Define SLOs and Alerting Rules

Set up Prometheus alerting rules for Service Level Objectives (SLOs). Focus on the 'Golden Signals': Latency, Traffic, Errors, and Saturation. Use Alertmanager to route critical alerts to PagerDuty or Slack while silencing non-actionable noise.

prometheus_rules.yml

groups:
- name: api_alerts
  rules:
  - alert: HighErrorRate
    expr: rate(http_requests_total{status=~"5.."}[5m]) / rate(http_requests_total[5m]) > 0.05
    for: 2m
    labels:
      severity: critical
    annotations:
      summary: "High error rate on {{ $labels.instance }}"

⚠ Common Pitfalls

•Setting alerts based on averages instead of percentiles (P95/P99)
•Creating alerts for transient network blips that self-resolve
•Failing to include 'runbook' links in alert annotations

Consolidate Dashboards in Grafana

Create a centralized dashboard that correlates system metrics (CPU/RAM), application metrics (request rate/latency), and business metrics (LLM cost per user).
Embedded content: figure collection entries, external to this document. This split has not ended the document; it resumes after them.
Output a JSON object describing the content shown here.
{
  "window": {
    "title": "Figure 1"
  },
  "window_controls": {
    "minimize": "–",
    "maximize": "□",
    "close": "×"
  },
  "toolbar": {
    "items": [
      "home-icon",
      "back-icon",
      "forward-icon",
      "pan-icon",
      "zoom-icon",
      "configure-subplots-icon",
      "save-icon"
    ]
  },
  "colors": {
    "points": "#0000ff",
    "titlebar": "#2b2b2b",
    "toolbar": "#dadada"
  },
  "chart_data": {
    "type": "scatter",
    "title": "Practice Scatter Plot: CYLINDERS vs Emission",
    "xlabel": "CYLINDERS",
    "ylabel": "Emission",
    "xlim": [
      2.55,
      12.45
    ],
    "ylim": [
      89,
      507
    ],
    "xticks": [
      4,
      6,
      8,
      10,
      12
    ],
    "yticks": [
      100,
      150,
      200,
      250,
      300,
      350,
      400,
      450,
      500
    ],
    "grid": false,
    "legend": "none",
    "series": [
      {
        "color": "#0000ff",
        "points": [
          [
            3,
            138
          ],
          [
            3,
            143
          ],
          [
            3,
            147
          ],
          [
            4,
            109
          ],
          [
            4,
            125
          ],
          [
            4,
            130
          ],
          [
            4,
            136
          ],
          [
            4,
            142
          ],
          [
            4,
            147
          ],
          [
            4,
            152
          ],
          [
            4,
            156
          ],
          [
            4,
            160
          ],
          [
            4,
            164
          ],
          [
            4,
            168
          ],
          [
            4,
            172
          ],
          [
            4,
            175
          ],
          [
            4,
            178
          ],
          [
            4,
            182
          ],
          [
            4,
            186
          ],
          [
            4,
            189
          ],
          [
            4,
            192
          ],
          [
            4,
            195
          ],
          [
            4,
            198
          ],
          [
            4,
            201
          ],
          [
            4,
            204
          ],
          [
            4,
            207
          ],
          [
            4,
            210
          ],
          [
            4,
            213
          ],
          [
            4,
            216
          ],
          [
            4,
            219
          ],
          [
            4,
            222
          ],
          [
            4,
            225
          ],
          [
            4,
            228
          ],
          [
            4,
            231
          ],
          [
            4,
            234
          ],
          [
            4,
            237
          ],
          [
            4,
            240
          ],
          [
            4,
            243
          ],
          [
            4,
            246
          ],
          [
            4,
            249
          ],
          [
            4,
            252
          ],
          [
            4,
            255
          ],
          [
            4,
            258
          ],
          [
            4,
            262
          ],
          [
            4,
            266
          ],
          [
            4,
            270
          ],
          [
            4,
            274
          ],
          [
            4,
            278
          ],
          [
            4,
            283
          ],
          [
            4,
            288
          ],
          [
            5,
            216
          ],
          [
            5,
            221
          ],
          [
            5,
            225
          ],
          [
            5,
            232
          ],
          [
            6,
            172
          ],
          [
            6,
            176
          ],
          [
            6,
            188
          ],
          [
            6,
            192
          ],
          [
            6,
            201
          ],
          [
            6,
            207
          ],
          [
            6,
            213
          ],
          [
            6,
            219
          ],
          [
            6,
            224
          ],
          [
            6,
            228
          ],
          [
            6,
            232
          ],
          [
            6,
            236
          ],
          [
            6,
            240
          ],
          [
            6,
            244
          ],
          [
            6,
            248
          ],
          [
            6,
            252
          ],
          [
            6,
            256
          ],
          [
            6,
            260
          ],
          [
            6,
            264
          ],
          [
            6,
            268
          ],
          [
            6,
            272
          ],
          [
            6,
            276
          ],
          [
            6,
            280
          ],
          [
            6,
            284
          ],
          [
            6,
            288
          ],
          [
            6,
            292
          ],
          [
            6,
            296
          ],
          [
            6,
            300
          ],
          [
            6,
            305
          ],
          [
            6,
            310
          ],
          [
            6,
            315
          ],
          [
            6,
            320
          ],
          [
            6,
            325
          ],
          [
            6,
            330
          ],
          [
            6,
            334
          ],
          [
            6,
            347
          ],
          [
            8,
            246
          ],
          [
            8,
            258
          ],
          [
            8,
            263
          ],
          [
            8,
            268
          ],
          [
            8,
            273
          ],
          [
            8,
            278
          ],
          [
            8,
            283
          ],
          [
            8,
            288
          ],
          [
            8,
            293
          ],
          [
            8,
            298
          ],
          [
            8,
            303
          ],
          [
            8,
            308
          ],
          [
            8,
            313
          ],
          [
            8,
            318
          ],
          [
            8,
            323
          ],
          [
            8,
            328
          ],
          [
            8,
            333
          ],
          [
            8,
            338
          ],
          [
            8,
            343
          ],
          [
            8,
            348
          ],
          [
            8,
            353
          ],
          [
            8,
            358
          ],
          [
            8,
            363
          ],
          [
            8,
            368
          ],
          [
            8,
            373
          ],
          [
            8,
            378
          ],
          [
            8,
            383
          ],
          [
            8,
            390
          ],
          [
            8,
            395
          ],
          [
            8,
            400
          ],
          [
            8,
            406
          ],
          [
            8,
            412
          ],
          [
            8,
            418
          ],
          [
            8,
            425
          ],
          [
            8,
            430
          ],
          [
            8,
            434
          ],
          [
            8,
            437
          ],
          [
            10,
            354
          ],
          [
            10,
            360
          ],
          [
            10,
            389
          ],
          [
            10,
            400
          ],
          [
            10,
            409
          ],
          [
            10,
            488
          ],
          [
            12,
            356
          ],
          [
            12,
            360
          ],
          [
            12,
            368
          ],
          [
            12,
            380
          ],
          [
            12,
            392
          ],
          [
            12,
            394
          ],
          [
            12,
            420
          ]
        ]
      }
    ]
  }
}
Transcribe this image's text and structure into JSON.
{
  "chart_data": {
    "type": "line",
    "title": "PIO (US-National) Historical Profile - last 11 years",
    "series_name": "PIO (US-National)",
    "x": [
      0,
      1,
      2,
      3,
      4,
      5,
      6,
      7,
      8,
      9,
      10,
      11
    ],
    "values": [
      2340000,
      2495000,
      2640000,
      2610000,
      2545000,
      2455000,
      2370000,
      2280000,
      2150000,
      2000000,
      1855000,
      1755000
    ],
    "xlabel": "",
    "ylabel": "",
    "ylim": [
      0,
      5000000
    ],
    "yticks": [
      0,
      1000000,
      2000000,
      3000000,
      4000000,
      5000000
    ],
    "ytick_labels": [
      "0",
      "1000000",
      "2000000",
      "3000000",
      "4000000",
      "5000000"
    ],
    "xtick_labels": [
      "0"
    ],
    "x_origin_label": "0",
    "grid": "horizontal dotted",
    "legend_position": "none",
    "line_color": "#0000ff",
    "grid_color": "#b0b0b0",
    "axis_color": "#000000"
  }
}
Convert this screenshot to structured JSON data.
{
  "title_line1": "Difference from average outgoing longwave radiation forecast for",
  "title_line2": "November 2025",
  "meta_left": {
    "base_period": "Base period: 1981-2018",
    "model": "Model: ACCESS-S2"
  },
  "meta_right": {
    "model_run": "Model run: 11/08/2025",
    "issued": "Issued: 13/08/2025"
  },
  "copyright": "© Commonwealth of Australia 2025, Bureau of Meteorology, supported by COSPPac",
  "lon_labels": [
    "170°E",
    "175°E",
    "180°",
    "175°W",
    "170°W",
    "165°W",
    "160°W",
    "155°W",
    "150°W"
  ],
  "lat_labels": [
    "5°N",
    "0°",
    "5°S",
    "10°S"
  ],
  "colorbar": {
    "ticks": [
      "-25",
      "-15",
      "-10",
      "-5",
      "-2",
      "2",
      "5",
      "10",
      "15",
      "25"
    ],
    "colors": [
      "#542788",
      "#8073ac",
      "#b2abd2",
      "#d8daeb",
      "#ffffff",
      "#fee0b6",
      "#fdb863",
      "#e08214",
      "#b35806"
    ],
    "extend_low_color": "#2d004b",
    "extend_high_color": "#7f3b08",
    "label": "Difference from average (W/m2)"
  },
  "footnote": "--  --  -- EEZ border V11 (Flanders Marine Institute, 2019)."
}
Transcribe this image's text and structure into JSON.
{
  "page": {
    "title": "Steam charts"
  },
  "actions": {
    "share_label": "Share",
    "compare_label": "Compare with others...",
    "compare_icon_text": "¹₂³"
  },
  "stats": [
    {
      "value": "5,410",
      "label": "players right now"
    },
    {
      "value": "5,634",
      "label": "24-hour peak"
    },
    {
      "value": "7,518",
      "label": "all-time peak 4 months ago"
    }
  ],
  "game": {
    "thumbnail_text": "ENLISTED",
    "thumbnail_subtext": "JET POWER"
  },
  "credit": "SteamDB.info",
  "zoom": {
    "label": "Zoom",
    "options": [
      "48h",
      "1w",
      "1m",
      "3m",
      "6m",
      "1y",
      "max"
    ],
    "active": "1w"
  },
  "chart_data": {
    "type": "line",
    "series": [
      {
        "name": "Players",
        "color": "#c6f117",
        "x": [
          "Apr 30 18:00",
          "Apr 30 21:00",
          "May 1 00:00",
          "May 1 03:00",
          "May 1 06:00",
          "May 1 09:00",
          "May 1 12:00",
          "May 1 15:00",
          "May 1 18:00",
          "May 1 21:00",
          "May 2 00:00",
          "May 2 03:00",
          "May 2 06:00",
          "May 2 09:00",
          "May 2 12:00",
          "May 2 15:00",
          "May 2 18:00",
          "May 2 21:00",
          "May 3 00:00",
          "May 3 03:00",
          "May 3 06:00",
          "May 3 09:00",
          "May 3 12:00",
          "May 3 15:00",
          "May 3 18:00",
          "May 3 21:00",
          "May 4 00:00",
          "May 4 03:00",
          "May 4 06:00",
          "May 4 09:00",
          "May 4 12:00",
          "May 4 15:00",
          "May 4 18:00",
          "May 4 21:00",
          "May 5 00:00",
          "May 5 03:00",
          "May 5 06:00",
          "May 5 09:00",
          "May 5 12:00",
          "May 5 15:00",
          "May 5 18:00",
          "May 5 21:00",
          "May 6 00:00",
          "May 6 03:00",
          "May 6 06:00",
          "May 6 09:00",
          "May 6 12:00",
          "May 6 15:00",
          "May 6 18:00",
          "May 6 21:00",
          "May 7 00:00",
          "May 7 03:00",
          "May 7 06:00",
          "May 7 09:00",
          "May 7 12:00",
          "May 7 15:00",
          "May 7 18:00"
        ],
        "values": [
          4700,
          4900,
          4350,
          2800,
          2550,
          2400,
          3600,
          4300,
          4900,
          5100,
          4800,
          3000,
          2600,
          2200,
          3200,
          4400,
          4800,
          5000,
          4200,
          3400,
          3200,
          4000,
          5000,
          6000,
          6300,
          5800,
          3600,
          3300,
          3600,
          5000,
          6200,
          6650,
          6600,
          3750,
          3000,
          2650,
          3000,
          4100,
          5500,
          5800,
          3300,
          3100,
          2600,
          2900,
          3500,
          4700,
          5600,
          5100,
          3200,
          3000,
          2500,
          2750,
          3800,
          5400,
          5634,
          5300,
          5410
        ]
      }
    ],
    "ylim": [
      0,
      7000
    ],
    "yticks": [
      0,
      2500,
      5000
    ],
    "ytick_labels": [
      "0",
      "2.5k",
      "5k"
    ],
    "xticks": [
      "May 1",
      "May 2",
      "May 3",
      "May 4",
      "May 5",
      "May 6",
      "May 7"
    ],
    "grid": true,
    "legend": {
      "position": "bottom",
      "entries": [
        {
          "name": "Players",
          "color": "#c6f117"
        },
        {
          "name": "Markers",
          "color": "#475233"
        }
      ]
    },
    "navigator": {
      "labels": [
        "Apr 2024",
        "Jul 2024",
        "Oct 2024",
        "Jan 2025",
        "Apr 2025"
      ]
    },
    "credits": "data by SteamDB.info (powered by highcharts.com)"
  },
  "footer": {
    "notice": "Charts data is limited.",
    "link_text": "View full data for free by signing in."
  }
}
Use variables to filter by environment and service name.

⚠ Common Pitfalls

•Overcrowding dashboards with too many graphs, making them unreadable during incidents
•Using inconsistent time zones across different data sources
•Querying too much data at once, leading to slow dashboard load times and high load on Prometheus/Datadog

What you built

By following this sequence, you establish a monitoring stack that covers both traditional infrastructure and modern AI-driven workloads. The key is to maintain the link between traces and errors while ensuring that LLM costs are tracked at the request level. Regularly review your alerting thresholds to minimize fatigue as your application scales.